The following article and accompanying editorial were published in the October 26 issue of the New England Journal of Medicine:
Stern DT, Papadakis M. The developing physician – becoming a professional. N Engl J Med 2006; 355(17):1794-1799. [by subscription only]
Excerpt: We all reflect on our formal training in medicine and know that somehow we made the transition from being a student in a classroom to being a seasoned clinician caring for patients. We spent years acquiring the knowledge and skills necessary to function as a physician, and part of that learning was accomplished by following examples and by trial and error. Most of us are still learning how to be better “professionals,” but we are building on a foundation that was developed in medical school and early postgraduate training. These educational and training environments have changed substantially in recent years . .Section headings: Setting Expectations; Providing Experiences; Evaluating Outcomes; Teaching Professionalism
Hafferty FW. Professionalism: The next wave [editorial]. N Engl J Med October 25 2006 [free full text]
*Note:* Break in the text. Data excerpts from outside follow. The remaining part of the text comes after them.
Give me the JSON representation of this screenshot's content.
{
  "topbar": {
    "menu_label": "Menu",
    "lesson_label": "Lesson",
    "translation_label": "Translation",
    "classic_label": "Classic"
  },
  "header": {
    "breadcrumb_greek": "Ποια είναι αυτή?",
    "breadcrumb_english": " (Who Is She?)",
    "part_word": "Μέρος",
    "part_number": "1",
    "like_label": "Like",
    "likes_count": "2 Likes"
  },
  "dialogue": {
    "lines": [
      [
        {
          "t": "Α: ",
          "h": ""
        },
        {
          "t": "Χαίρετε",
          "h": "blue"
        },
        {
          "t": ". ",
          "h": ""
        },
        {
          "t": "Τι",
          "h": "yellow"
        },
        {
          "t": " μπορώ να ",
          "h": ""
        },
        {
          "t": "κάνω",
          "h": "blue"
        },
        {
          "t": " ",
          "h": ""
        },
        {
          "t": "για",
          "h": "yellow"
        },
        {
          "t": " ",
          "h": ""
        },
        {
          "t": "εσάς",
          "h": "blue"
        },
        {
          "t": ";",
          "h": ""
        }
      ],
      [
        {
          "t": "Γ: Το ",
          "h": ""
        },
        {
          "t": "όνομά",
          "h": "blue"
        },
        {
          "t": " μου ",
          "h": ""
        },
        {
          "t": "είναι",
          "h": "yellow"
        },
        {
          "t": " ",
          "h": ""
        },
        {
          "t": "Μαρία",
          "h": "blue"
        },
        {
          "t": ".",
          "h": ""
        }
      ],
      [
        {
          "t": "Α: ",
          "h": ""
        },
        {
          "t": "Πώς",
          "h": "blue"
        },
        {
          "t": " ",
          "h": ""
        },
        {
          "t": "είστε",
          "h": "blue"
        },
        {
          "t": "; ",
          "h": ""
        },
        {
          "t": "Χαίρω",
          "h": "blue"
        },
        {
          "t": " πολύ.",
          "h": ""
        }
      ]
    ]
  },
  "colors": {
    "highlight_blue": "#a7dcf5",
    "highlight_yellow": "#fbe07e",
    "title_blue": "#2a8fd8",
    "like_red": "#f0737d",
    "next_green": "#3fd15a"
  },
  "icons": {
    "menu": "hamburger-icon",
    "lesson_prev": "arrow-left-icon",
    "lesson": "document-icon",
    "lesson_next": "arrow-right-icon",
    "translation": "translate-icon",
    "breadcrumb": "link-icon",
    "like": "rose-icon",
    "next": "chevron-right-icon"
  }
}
Excerpt: In the october 26 issue of the Journal, Stern and Papadakis make a number of observations about professionalism and the learning environments in which medical training occurs. Like a growing number of medical educators, they recognize that considerable learning (some think most) takes place outside the domain of the formal curriculum and that such learning involves indoctrination in the unwritten rules of studenthood and medical practice. Some medical schools and residency programs have acknowledged the existence of alternative, or shadow, domains of learning, whose lessons are sometimes collectively called the “hidden curriculum,” and have accepted responsibility for both understanding and modulating the effects of these domains on students’ knowledge, skills, and values. Included in this broadened curriculum are the lessons students learn as they witness conflicts between the expectations and ideals articulated in professional codes and the behavior of individual physicians (particularly faculty members) and organizations as both go about the daily and concurrent work of medicine and education.